A 72-year-old woman is found to have breast cancer on a screening mammogram. Her primary care physician refers her to an oncologist, and the cancer – which expresses estrogen receptors (so-called ER+) is found to have spread to axillary lymph nodes. She will be seeing the oncologist in a few weeks to discuss treatment, however today she is seeing her primary care physician to discuss the findings, and the question is: What is the optimal treatment for a 72-year-old woman with node-positive, ER+ breast cancer?
For decades, the journey toward superior health outcomes has been defined by the quest for greater scientific specificity. This drive led to the rise of precision medicine, a powerful paradigm that uses genomics, proteomics, metabolomics, and other “-omics” to tailor diagnostics and therapeutics with an accuracy previously unimaginable.
Biological precision is critical; however, biology alone is not enough. To realize the ultimate goal of personalized medicine and individualized treatment, we must understand the unique life circumstances of the individual and use that information to tailor our clinical approach, treatment, and communication. This concept is called “personomics”: the personal characteristics that influence how an illness is experienced and how the individual responds to treatment.
Personomics: The Missing Link of Personalized Care
While precision medicine offers biological insight, personomics provides the crucial human context, including a patient’s personality, preferences, values, goals, health beliefs, social support network, financial resources, and specific life circumstances. This psychological, social, cultural, behavioral, and economic information is as critical to patient care as the biological data, helping to determine how a disease reveals itself and the way the patient will respond to a recommended treatment regimen.

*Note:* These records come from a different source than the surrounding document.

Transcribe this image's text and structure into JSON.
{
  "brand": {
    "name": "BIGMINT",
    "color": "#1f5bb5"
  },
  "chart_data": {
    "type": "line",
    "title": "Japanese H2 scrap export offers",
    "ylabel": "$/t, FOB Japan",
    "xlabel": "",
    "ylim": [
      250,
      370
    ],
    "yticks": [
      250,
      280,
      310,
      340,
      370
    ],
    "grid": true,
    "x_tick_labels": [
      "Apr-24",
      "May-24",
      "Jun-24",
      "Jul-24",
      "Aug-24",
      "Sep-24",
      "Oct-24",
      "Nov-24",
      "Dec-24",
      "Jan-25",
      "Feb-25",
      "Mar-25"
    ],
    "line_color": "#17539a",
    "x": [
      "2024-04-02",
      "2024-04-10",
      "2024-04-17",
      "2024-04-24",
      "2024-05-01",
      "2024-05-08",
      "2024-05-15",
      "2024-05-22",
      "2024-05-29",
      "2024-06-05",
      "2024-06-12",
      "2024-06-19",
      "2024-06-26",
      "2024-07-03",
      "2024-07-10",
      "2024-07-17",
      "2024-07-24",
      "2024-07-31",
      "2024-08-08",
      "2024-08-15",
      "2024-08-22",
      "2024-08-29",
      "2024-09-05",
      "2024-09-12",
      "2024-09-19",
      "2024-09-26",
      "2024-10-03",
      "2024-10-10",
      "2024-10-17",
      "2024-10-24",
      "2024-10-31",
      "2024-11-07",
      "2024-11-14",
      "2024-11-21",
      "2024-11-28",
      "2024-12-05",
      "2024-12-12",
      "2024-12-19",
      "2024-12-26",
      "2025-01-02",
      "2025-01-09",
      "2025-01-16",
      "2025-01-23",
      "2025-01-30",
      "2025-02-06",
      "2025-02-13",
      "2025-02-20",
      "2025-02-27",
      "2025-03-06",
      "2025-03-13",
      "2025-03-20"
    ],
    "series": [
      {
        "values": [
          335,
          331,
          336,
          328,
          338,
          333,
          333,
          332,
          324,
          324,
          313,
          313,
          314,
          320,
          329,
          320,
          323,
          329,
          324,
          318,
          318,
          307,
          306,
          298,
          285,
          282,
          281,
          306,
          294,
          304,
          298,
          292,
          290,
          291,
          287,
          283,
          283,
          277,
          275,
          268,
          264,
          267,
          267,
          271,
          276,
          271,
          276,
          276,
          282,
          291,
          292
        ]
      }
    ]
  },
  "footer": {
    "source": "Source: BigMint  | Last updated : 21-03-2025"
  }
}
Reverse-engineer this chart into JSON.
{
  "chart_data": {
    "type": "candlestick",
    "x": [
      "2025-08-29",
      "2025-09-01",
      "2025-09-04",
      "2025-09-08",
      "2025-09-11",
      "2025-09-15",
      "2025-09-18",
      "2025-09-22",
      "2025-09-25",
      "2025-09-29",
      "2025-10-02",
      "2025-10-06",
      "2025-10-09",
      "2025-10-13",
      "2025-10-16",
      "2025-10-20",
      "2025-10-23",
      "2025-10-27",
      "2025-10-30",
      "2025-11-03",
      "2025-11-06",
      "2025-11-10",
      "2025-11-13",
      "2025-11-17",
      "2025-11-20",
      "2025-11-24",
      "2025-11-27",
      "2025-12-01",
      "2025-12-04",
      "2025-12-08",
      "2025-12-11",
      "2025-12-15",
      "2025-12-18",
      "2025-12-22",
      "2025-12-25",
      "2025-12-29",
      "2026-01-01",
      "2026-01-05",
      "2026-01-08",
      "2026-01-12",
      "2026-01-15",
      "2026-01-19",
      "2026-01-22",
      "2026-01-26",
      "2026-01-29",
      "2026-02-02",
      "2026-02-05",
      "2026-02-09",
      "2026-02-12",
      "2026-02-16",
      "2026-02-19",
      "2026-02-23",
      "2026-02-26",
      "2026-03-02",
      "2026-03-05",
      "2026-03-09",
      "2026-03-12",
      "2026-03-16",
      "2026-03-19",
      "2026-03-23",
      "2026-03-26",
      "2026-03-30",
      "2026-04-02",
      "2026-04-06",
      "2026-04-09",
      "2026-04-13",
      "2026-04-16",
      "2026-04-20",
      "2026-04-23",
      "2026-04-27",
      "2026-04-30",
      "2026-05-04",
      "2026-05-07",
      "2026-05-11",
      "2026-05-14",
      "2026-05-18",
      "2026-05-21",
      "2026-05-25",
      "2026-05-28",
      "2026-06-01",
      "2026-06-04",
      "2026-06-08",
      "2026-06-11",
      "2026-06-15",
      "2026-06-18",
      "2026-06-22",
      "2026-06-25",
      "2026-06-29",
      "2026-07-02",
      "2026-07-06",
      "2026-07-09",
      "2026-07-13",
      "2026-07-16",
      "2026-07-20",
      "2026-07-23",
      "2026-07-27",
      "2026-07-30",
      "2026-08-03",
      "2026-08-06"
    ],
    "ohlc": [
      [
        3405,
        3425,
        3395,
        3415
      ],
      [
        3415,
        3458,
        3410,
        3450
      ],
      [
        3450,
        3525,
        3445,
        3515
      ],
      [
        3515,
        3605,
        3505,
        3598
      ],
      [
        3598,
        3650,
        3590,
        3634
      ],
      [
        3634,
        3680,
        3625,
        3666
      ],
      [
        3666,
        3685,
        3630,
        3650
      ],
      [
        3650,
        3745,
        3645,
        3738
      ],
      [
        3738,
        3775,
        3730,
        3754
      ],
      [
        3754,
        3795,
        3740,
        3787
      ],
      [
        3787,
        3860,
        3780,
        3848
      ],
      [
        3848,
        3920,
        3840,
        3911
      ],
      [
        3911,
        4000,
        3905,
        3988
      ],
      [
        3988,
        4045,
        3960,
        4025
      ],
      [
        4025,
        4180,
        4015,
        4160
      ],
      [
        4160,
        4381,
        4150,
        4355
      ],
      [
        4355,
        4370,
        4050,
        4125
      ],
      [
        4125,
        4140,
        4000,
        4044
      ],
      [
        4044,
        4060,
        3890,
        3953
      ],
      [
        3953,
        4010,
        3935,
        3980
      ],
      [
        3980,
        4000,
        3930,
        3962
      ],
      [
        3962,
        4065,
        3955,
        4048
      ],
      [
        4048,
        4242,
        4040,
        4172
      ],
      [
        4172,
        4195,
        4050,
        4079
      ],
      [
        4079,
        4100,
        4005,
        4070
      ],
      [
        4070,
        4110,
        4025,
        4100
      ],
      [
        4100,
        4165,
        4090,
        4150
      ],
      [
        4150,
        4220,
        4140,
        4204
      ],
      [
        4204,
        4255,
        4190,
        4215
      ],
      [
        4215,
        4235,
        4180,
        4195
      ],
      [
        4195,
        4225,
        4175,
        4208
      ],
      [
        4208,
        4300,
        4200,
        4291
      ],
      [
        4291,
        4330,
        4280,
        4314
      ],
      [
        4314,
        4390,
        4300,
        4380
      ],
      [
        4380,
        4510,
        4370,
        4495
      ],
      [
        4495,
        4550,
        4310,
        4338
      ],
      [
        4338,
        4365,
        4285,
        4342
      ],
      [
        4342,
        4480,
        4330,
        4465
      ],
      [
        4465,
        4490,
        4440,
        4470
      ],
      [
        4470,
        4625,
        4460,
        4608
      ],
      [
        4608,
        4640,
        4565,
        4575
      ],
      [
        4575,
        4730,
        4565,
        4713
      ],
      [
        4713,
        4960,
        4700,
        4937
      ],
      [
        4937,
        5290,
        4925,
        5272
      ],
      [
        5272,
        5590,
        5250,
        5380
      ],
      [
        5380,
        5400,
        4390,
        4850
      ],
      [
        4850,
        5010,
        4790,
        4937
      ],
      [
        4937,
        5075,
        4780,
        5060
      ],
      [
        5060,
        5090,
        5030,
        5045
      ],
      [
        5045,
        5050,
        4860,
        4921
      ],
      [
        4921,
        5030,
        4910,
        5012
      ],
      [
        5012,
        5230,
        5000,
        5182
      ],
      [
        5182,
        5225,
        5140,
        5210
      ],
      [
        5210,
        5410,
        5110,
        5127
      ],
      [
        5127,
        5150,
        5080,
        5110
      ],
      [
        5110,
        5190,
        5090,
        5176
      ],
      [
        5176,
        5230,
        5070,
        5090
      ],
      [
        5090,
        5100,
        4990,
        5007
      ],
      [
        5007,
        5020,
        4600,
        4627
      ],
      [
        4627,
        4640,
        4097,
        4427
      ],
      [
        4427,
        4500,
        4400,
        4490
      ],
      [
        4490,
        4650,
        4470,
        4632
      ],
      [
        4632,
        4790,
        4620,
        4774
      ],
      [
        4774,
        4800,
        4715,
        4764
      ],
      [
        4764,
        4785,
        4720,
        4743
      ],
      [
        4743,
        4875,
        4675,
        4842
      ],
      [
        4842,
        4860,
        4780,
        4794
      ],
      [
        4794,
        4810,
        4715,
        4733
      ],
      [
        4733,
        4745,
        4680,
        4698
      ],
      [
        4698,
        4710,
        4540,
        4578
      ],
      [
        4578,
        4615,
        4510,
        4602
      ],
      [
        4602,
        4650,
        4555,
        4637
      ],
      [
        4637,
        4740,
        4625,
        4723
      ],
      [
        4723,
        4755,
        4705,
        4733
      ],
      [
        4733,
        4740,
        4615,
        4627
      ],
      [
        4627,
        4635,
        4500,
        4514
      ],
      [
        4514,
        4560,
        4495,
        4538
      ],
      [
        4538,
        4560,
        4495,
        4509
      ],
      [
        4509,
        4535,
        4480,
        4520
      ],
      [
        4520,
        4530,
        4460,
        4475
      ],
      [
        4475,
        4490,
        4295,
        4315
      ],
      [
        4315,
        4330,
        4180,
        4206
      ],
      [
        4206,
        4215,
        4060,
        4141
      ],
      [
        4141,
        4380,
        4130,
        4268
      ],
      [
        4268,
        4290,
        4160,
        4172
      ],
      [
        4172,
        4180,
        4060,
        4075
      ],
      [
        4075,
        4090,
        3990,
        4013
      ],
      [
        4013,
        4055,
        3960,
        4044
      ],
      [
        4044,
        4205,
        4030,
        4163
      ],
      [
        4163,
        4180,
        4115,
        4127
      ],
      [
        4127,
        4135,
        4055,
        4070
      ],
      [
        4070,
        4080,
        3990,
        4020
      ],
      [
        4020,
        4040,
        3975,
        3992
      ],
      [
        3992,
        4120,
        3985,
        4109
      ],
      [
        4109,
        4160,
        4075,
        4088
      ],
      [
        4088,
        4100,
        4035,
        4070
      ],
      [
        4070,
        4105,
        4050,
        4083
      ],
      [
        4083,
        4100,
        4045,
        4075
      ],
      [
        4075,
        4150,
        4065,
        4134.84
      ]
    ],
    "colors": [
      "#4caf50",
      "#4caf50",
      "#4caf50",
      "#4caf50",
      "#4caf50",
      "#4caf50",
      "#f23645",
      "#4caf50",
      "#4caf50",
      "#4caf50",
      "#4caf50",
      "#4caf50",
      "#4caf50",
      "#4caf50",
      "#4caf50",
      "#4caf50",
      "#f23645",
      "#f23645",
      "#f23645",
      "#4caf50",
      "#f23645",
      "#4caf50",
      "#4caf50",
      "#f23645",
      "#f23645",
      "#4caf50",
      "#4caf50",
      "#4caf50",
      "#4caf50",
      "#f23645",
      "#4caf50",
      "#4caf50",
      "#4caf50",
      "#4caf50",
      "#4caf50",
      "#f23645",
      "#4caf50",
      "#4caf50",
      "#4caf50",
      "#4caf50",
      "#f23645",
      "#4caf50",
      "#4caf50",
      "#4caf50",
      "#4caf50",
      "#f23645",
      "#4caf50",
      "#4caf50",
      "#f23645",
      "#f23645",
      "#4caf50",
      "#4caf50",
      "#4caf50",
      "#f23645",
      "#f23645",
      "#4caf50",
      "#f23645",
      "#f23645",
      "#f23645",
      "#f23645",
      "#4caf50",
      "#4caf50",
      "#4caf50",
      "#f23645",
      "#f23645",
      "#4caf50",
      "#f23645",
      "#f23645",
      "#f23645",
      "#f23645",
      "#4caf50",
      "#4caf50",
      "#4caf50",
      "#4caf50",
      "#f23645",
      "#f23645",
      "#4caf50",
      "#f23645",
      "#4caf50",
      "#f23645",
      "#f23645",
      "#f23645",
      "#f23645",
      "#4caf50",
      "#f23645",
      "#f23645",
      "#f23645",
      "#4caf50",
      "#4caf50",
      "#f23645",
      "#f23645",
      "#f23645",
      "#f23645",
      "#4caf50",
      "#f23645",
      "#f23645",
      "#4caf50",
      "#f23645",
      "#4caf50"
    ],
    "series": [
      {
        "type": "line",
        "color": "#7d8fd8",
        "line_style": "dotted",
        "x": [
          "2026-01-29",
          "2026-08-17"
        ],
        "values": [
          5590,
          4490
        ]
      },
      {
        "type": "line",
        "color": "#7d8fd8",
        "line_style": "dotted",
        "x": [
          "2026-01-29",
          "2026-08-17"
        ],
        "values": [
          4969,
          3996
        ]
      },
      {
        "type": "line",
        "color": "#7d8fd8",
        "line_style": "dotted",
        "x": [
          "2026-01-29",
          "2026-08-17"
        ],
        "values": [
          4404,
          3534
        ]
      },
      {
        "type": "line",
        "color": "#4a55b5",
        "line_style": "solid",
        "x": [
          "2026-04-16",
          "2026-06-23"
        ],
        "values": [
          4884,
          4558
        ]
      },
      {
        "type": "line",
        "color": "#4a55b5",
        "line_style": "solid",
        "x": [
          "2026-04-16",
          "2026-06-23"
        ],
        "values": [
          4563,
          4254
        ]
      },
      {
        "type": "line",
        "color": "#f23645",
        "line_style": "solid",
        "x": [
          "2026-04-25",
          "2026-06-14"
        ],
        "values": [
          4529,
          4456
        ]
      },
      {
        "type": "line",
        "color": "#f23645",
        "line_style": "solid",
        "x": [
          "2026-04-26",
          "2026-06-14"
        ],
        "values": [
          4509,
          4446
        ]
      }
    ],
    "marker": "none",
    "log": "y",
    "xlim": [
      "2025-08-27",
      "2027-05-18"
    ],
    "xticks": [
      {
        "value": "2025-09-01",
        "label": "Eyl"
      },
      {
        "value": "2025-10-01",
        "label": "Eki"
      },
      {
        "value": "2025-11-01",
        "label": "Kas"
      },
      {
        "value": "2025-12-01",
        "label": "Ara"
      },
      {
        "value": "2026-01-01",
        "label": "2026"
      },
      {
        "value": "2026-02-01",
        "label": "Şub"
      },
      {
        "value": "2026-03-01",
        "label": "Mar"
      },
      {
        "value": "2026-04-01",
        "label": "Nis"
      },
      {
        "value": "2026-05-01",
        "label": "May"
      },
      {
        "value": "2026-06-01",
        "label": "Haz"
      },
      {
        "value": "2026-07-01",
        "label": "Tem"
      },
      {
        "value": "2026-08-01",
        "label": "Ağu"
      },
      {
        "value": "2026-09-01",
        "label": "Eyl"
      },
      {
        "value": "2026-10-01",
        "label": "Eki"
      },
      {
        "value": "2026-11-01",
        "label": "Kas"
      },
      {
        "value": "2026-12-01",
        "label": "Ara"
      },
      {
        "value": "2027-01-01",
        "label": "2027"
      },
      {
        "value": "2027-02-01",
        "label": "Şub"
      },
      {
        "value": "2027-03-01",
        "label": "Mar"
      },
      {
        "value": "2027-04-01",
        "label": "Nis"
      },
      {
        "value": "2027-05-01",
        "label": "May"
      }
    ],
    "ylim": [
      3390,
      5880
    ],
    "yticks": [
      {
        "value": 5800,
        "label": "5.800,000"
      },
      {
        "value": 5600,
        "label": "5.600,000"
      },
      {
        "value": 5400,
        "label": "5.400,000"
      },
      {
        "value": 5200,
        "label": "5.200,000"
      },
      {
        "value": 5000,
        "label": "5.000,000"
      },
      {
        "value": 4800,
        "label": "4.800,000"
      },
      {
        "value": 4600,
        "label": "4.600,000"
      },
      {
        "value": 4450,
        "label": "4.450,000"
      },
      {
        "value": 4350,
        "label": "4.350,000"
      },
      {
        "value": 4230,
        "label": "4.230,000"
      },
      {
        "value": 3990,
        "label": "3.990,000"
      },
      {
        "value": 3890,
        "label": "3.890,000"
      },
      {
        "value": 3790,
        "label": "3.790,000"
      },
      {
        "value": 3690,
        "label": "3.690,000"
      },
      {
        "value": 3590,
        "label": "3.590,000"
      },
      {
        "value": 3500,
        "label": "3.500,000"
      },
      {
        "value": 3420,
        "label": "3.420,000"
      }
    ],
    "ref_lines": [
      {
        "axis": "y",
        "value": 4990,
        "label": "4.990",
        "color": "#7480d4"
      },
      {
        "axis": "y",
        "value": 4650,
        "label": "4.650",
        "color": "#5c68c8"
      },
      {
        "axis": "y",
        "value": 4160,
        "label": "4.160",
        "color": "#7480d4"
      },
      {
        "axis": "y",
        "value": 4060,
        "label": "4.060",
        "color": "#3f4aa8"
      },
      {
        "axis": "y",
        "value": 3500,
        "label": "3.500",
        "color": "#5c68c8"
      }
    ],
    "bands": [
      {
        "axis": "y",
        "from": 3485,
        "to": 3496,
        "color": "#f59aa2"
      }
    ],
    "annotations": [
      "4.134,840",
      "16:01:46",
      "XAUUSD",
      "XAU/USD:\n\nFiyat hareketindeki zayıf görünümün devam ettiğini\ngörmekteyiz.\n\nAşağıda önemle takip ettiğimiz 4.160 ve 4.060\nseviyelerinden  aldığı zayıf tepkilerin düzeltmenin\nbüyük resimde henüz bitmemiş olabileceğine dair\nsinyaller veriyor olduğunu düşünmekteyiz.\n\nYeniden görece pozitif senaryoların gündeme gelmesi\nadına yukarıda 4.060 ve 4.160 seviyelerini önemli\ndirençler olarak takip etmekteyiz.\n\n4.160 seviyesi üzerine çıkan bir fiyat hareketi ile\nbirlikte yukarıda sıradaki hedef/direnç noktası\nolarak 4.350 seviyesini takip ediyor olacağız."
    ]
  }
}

Reclaiming Time and Restoring the Human Touch
Unfortunately, getting to know the patient as a person is challenging for today’s clinicians. The extraordinary amount of data at their fingertips can be overwhelming, and along with the burden of clinical documentation, the immense time pressure can make it impossible for clinicians to know their patients as people. Research shows that a physician working nearly 60 hours per week spends less than half their time on patient care, with the rest dedicated to administrative tasks.
Can Artificial Intelligence Help Make Things More Human?
The good news is that artificial intelligence (AI) can actually allow for more compassionate, personalized, and most importantly, human care.
There are over 1.5 million scientific articles published in PubMed each year, and without help it is impossible for clinicians to keep up with evolving knowledge. Not surprisingly, the majority of primary care clinicians use clinical decision support tools on a daily basis, and the right AI clinical decision support solution can provide trustworthy information rapidly at the point of care. In this way, AI not only supports the highest quality care, but also provides additional time for clinicians to get to know their patients as individuals.
While 61% of physicians worry AI will reduce human interaction with patients, it actually can have the opposite effect. AI ambient listening can reduce the burden of clinical documentation and AI clinical decision support can accelerate expert-curated evidence retrieval and reduce the burden of clinical documentation. The reclaimed time is key to unlocking the power of personomics. When clinicians are no longer rushing through a visit, desperately seeking confirmation for a diagnosis or treatment plan, or finding information about an unfamiliar problem, they can dedicate their focus to what only a human can do: engage the patient as a person.
Pairing Innovation with Empathy
The future of care lies in the important marriage between our most advanced scientific capabilities and our deepest human capacities. When we pair the biological specificity of precision medicine with the human context of personomics, we move beyond treating a disease as a biological entity and begin caring empathetically for a unique individual.
Evidence only truly matters when it can effectively be customized to the person in front of the clinician. Only through genuine interaction, facilitated by time-saving innovations, can clinicians understand the individual’s values and apply medical evidence in a way that authentically fits that person’s life. The purpose is not only to provide a more precise diagnosis, but a more meaningful, and ultimately, more effective course of action.
Back to the Question
What is the optimal treatment for a 72-year-old woman with node-positive, ER+ breast cancer?
The answer is: it depends.
It depends on the gene expression profile of the tumor and her overall health. However, it also depends on her personal preferences, which in turn relate to her prior experiences, her social support, her personal values and goals, and likely her religious or spiritual beliefs.
Since the primary care physician can obtain an answer to the question posed above based on the highest-quality evidence within seconds using a trustworthy AI clinical decision support tool, the clinician now can take the time to have an informed discussion with the patient, develop an understanding of the patient as a person, and engage in a person-centered discussion that demonstrates empathy, compassion, and humanity. That is the power of AI.